T—Tragedy or Triumph?

In closing this study of the life and activities of John the Baptist, it may be well to attempt some sort of evaluation of the work accomplished.

At first glance, the story of John the Baptist's life may seem to resolve itself into something of a tragedy. To start so well ... to undertake such an important, God-given work ... to be the forerunner of Jesus Christ—but then to end it all in such an inglorious way! Mark 6:27-29 tells of John's execution: "And when his disciples heard thereof, they came and took up his corpse, and laid it in a tomb." Certainly, all this seems like a tragedy.

But if we take a few moments to list some of the actual accomplishments of John the Baptist, what at first seems like a tragedy may turn out to be a real triumph. Note the following:

(1) John the Baptist completed his mission as the forerunner of Jesus Christ. In this he stirred up religious interest, which had become dormant. He revived the messianic expectancy among the people, by proclaiming: "Repent ye; for the kingdom of heaven is at hand" (Matt. 3:2). He publicly pointed to Jesus as the "coming One." (See John 1:29-34.)

(2) John the Baptist fulfilled two very important popular expectations:

  • "Behold, I send my messenger, and he shall prepare the way before me" (Mai. 3:1).
  • The reappearance of Elijah. (See Matt. 11:14.)

(3) John the Baptist started what may be termed a "chain reaction," which provided (either directly or indirectly) six important disciples for Jesus Christ: Andrew and John; Peter and James; Philip and Nathanael. (See John 1:35-51.)

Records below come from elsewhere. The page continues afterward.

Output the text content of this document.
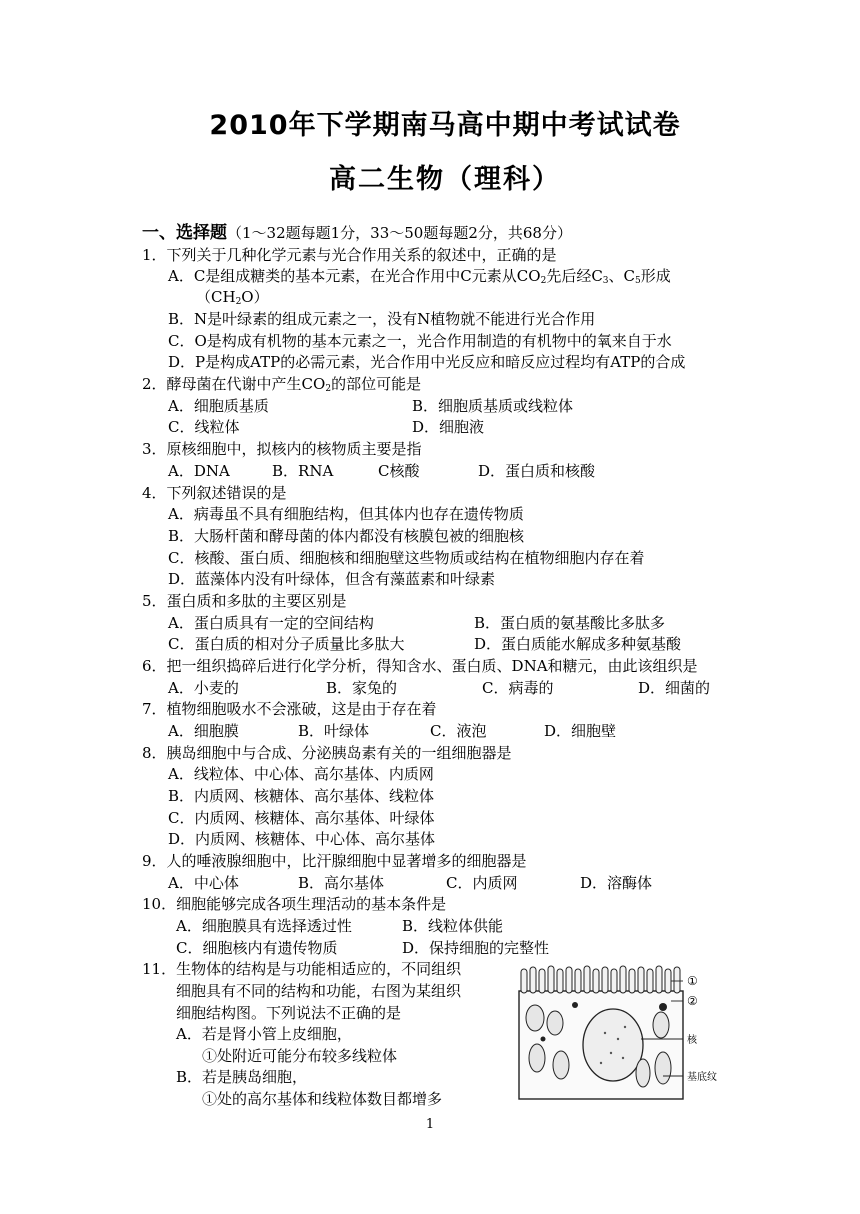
2010年下学期南马高中期中考试试卷
高二生物（理科）
一、选择题（1～32题每题1分，33～50题每题2分，共68分）
1．下列关于几种化学元素与光合作用关系的叙述中，正确的是
A．C是组成糖类的基本元素，在光合作用中C元素从$CO_2$先后经$C_3$、$C_5$形成
$(CH_2O)$
B．N是叶绿素的组成元素之一，没有N植物就不能进行光合作用
C．O是构成有机物的基本元素之一，光合作用制造的有机物中的氧来自于水
D．P是构成ATP的必需元素，光合作用中光反应和暗反应过程均有ATP的合成
2．酵母菌在代谢中产生$CO_2$的部位可能是
A．细胞质基质	B．细胞质基质或线粒体
C．线粒体	D．细胞液
3．原核细胞中，拟核内的核物质主要是指
A．DNA	B．RNA	C核酸	D．蛋白质和核酸
4．下列叙述错误的是
A．病毒虽不具有细胞结构，但其体内也存在遗传物质
B．大肠杆菌和酵母菌的体内都没有核膜包被的细胞核
C．核酸、蛋白质、细胞核和细胞壁这些物质或结构在植物细胞内存在着
D．蓝藻体内没有叶绿体，但含有藻蓝素和叶绿素
5．蛋白质和多肽的主要区别是
A．蛋白质具有一定的空间结构	B．蛋白质的氨基酸比多肽多
C．蛋白质的相对分子质量比多肽大	D．蛋白质能水解成多种氨基酸
6．把一组织捣碎后进行化学分析，得知含水、蛋白质、DNA和糖元，由此该组织是
A．小麦的	B．家兔的	C．病毒的	D．细菌的
7．植物细胞吸水不会涨破，这是由于存在着
A．细胞膜	B．叶绿体	C．液泡	D．细胞壁
8．胰岛细胞中与合成、分泌胰岛素有关的一组细胞器是
A．线粒体、中心体、高尔基体、内质网
B．内质网、核糖体、高尔基体、线粒体
C．内质网、核糖体、高尔基体、叶绿体
D．内质网、核糖体、中心体、高尔基体
9．人的唾液腺细胞中，比汗腺细胞中显著增多的细胞器是
A．中心体	B．高尔基体	C．内质网	D．溶酶体
10．细胞能够完成各项生理活动的基本条件是
A．细胞膜具有选择透过性	B．线粒体供能
C．细胞核内有遗传物质	D．保持细胞的完整性
11．生物体的结构是与功能相适应的，不同组织
细胞具有不同的结构和功能，右图为某组织
细胞结构图。下列说法不正确的是
A．若是肾小管上皮细胞，
①处附近可能分布较多线粒体
B．若是胰岛细胞，
①处的高尔基体和线粒体数目都增多
①
②
核
基底纹
1
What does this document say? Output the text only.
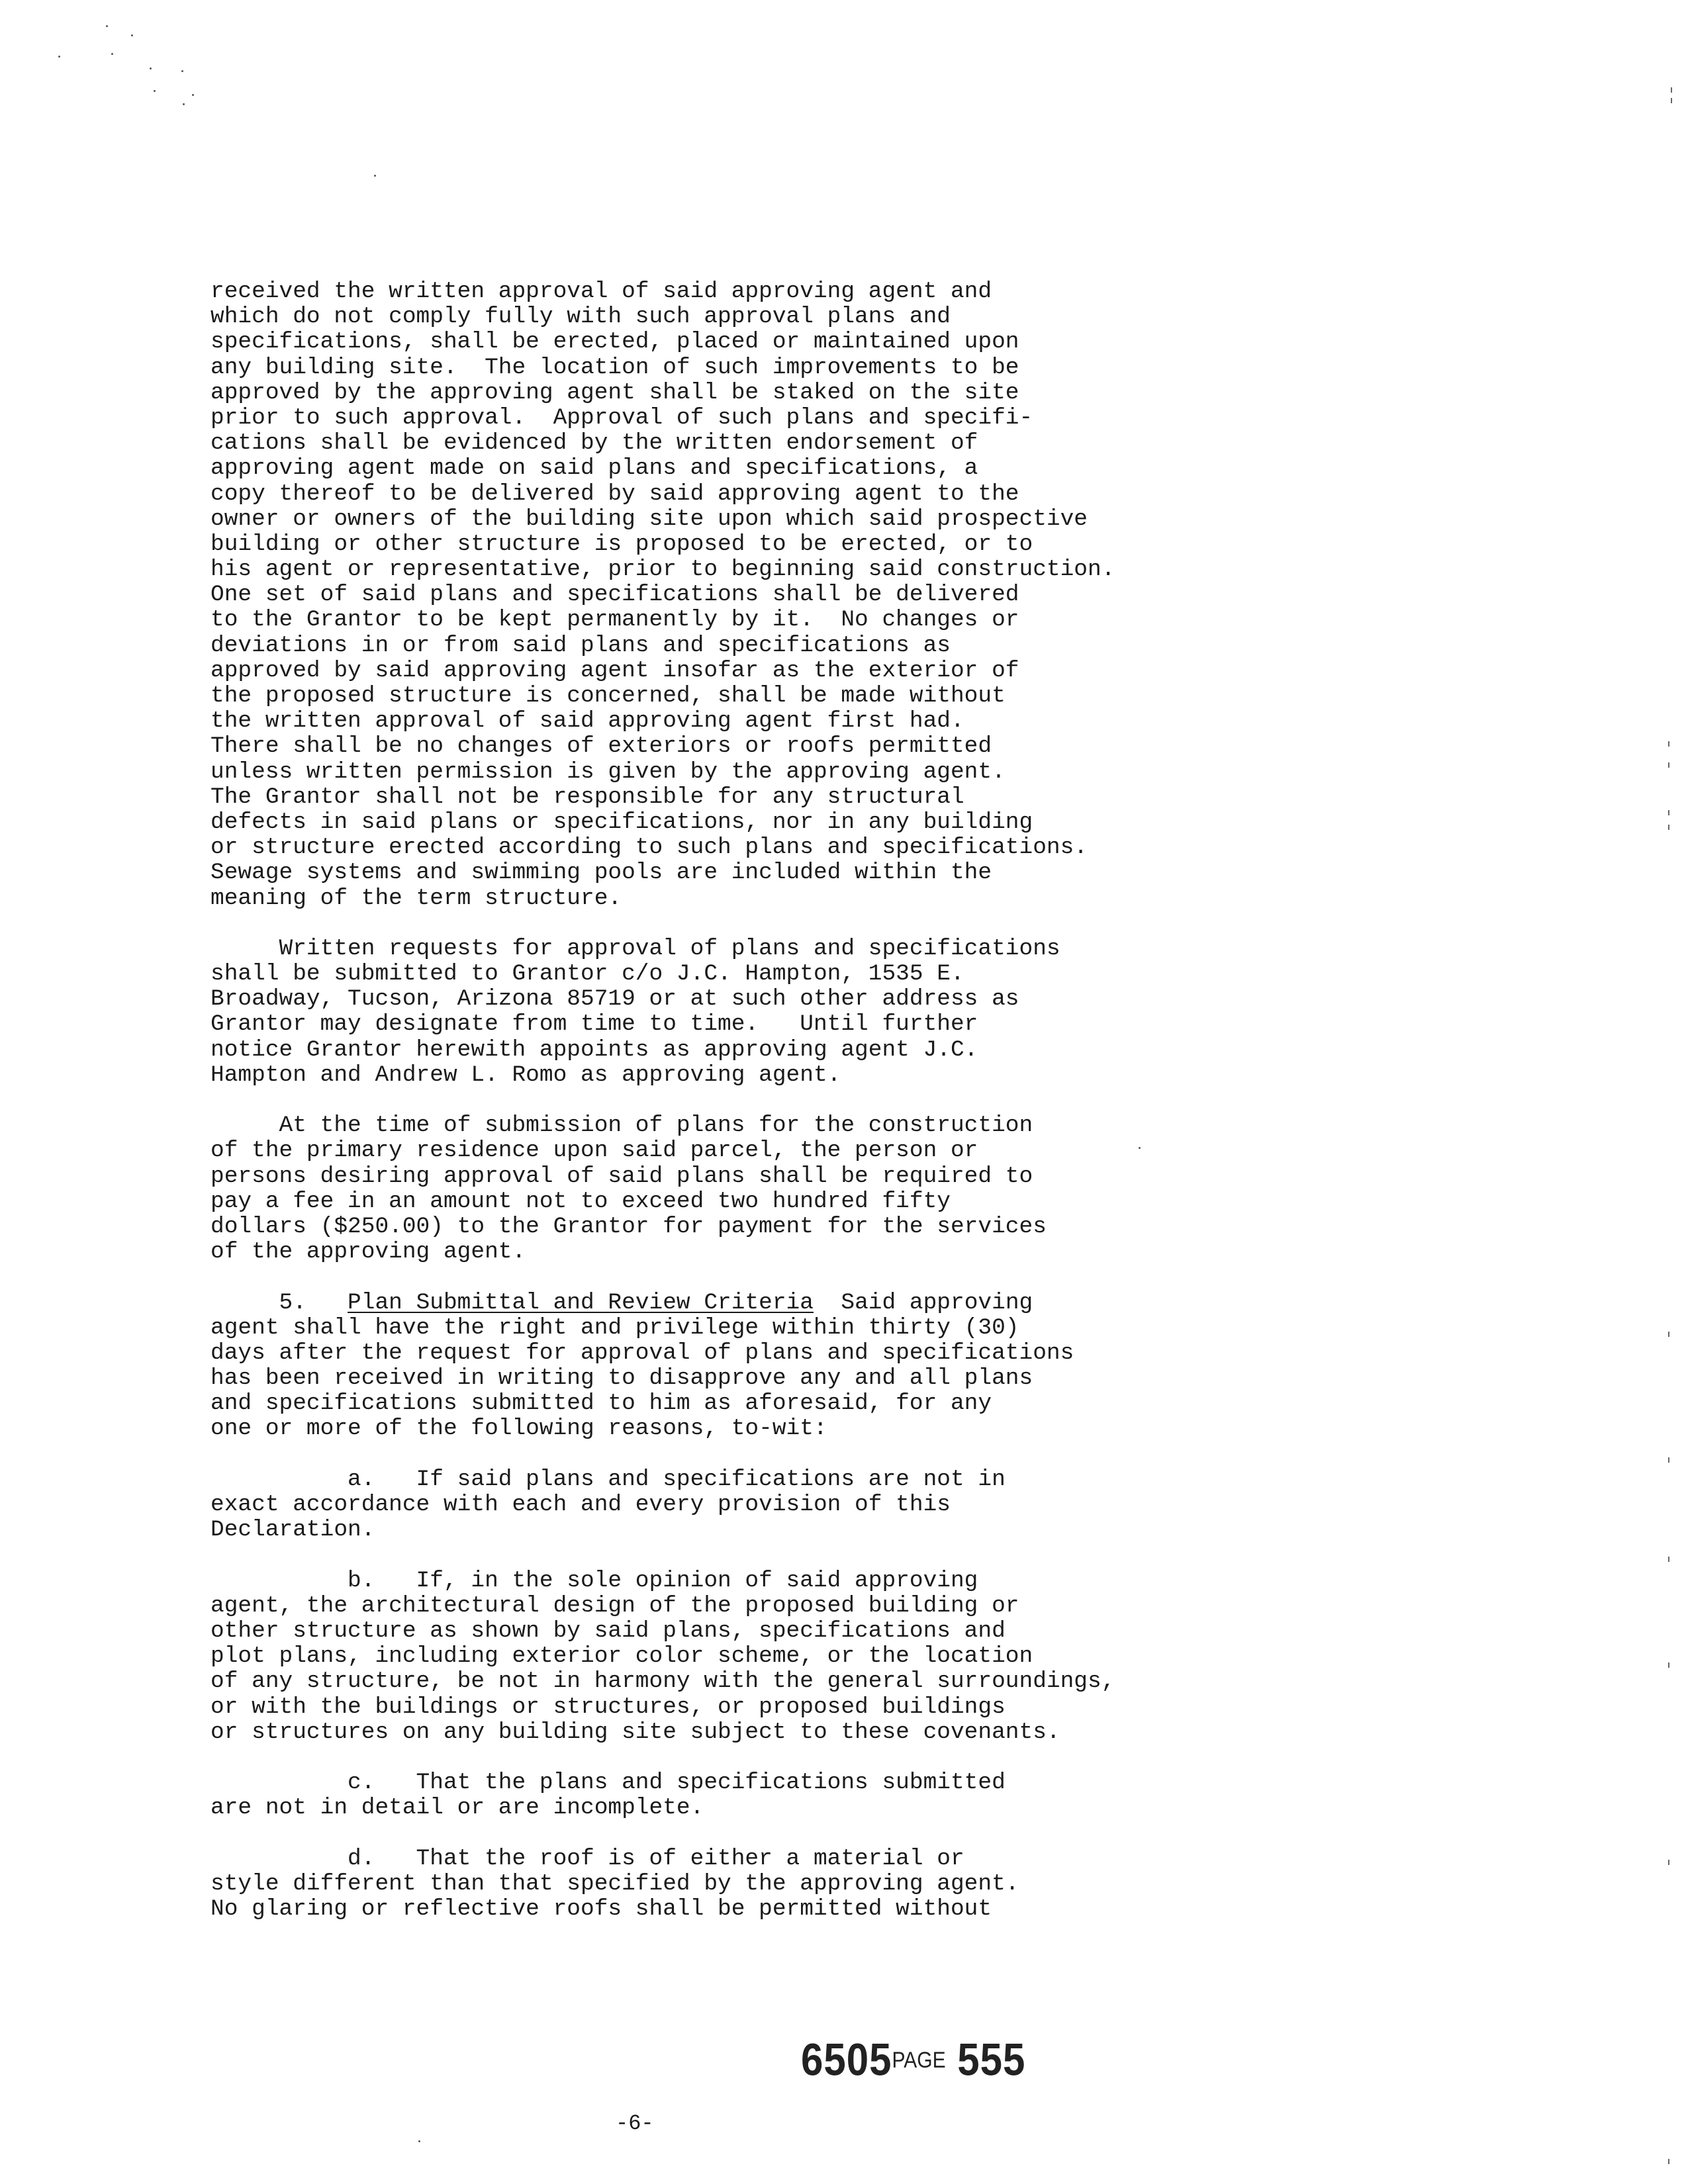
received the written approval of said approving agent and
which do not comply fully with such approval plans and
specifications, shall be erected, placed or maintained upon
any building site.  The location of such improvements to be
approved by the approving agent shall be staked on the site
prior to such approval.  Approval of such plans and specifi-
cations shall be evidenced by the written endorsement of
approving agent made on said plans and specifications, a
copy thereof to be delivered by said approving agent to the
owner or owners of the building site upon which said prospective
building or other structure is proposed to be erected, or to
his agent or representative, prior to beginning said construction.
One set of said plans and specifications shall be delivered
to the Grantor to be kept permanently by it.  No changes or
deviations in or from said plans and specifications as
approved by said approving agent insofar as the exterior of
the proposed structure is concerned, shall be made without
the written approval of said approving agent first had.
There shall be no changes of exteriors or roofs permitted
unless written permission is given by the approving agent.
The Grantor shall not be responsible for any structural
defects in said plans or specifications, nor in any building
or structure erected according to such plans and specifications.
Sewage systems and swimming pools are included within the
meaning of the term structure.
Written requests for approval of plans and specifications
shall be submitted to Grantor c/o J.C. Hampton, 1535 E.
Broadway, Tucson, Arizona 85719 or at such other address as
Grantor may designate from time to time.   Until further
notice Grantor herewith appoints as approving agent J.C.
Hampton and Andrew L. Romo as approving agent.
At the time of submission of plans for the construction
of the primary residence upon said parcel, the person or
persons desiring approval of said plans shall be required to
pay a fee in an amount not to exceed two hundred fifty
dollars ($250.00) to the Grantor for payment for the services
of the approving agent.
5.   Plan Submittal and Review Criteria  Said approving
agent shall have the right and privilege within thirty (30)
days after the request for approval of plans and specifications
has been received in writing to disapprove any and all plans
and specifications submitted to him as aforesaid, for any
one or more of the following reasons, to-wit:
a.   If said plans and specifications are not in
exact accordance with each and every provision of this
Declaration.
b.   If, in the sole opinion of said approving
agent, the architectural design of the proposed building or
other structure as shown by said plans, specifications and
plot plans, including exterior color scheme, or the location
of any structure, be not in harmony with the general surroundings,
or with the buildings or structures, or proposed buildings
or structures on any building site subject to these covenants.
c.   That the plans and specifications submitted
are not in detail or are incomplete.
d.   That the roof is of either a material or
style different than that specified by the approving agent.
No glaring or reflective roofs shall be permitted without
6505PAGE 555
-6-
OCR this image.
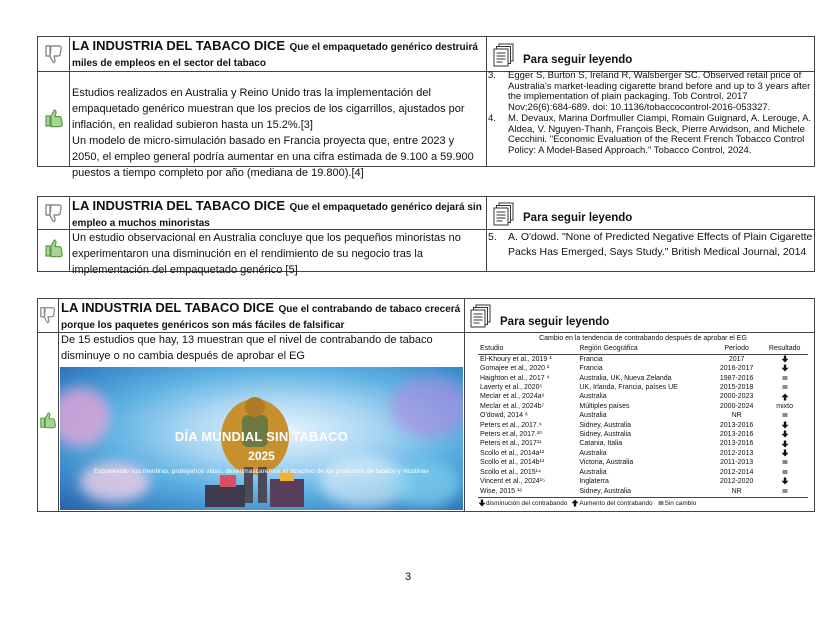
LA INDUSTRIA DEL TABACO DICE Que el empaquetado genérico destruirá miles de empleos en el sector del tabaco
Estudios realizados en Australia y Reino Unido tras la implementación del empaquetado genérico muestran que los precios de los cigarrillos, ajustados por inflación, en realidad subieron hasta un 15.2%.[3]
Un modelo de micro-simulación basado en Francia proyecta que, entre 2023 y 2050, el empleo general podría aumentar en una cifra estimada de 9.100 a 59.900 puestos a tiempo completo por año (mediana de 19.800).[4]
Para seguir leyendo
3.	Egger S, Burton S, Ireland R, Walsberger SC. Observed retail price of Australia's market-leading cigarette brand before and up to 3 years after the implementation of plain packaging. Tob Control. 2017 Nov;26(6):684-689. doi: 10.1136/tobaccocontrol-2016-053327.
4.	M. Devaux, Marina Dorfmuller Ciampi, Romain Guignard, A. Lerouge, A. Aldea, V. Nguyen-Thanh, François Beck, Pierre Arwidson, and Michele Cecchini. "Economic Evaluation of the Recent French Tobacco Control Policy: A Model-Based Approach." Tobacco Control, 2024.
LA INDUSTRIA DEL TABACO DICE Que el empaquetado genérico dejará sin empleo a muchos minoristas
Un estudio observacional en Australia concluye que los pequeños minoristas no experimentaron una disminución en el rendimiento de su negocio tras la implementación del empaquetado genérico [5]
Para seguir leyendo
5.	A. O'dowd. "None of Predicted Negative Effects of Plain Cigarette Packs Has Emerged, Says Study." British Medical Journal, 2014
LA INDUSTRIA DEL TABACO DICE Que el contrabando de tabaco crecerá porque los paquetes genéricos son más fáciles de falsificar
De 15 estudios que hay, 13 muestran que el nivel de contrabando de tabaco disminuye o no cambia después de aprobar el EG
DÍA MUNDIAL SIN TABACO
2025
Exponiendo sus mentiras, protejamos vidas: desenmascaremos el atractivo de los productos de tabaco y nicotina»
Para seguir leyendo
Cambio en la tendencia de contrabando después de aprobar el EG
Estudio	Región Geográfica	Período	Resultado
El-Khoury et al., 2019 ¹	Francia	2017	

Gomajee et al., 2020 ²	Francia	2016-2017	

Haighton et al., 2017 ⁴	Australia, UK, Nueva Zelanda	1987-2016	

Laverty et al., 2020⁵	UK, Irlanda, Francia, países UE	2015-2018	

Meclar et al., 2024a⁶	Australia	2000-2023	

Meclar et al., 2024b⁷	Múltiples países	2000-2024	mixto
O'dowd, 2014 ⁸	Australia	NR	

Peters et al., 2017.⁹	Sidney, Australia	2013-2016	

Peters et al, 2017.¹⁰	Sidney, Australia	2013-2016	

Peters et al., 2017¹¹	Catania, Italia	2013-2016	

Scollo et al., 2014a¹²	Australia	2012-2013	

Scollo et al., 2014b¹³	Victoria, Australia	2011-2013	

Scollo et al., 2015¹⁴	Australia	2012-2014	

Vincent et al., 2024¹⁵	Inglaterra	2012-2020	

Wise, 2015 ¹⁶	Sidney, Australia	NR	
disminución del contrabando Aumento del contrabando Sin cambio
3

(4) John the Baptist brought to a close the old order, and opened the way for the new order. The old way of "Moses and the law" gave place to the new way of "grace and truth" through Jesus Christ. (See John 1:17.)

Questions for Lesson 2

Historical Questions:
  1. Using your own words, tell briefly the story of John the Baptist's birth. Bring out some of the outstanding features, just as though you were writing a newspaper report of this important happening.
  2. "What was the great message of John the Baptist? Mention some of the methods he adopted to give special emphasis to this message.
  3. What did John the Baptist say about Jesus? Quote some actual statements, with Scripture references, and a brief explanation of each.
  4. How would you explain John the Baptist as a fulfillment of the popular expectation regarding the reappearance of Elijah?
  5. Why was John the Baptist put in prison? Briefly explain the circumstances, and state what finally happened to him. Did John's tragic death mark the end of the Baptist movement?
Metaphysical Questions:
  1. What does John the Baptist represent in our consciousness? Explain fully.
  2. How is intellectual consciousness related to spiritual consciousness? Explain briefly how a study of John the Baptist helps us to understand this relationship.
  3. What is meant by the statement: "He must increase, but I must decrease" (John 3:30)? How does this apply in our experience?
  4. Explain briefly the connection between water baptism and denial.
  5. What is meant by the term forerunner as applied to John the Baptist? How is this related to our own spiritual development?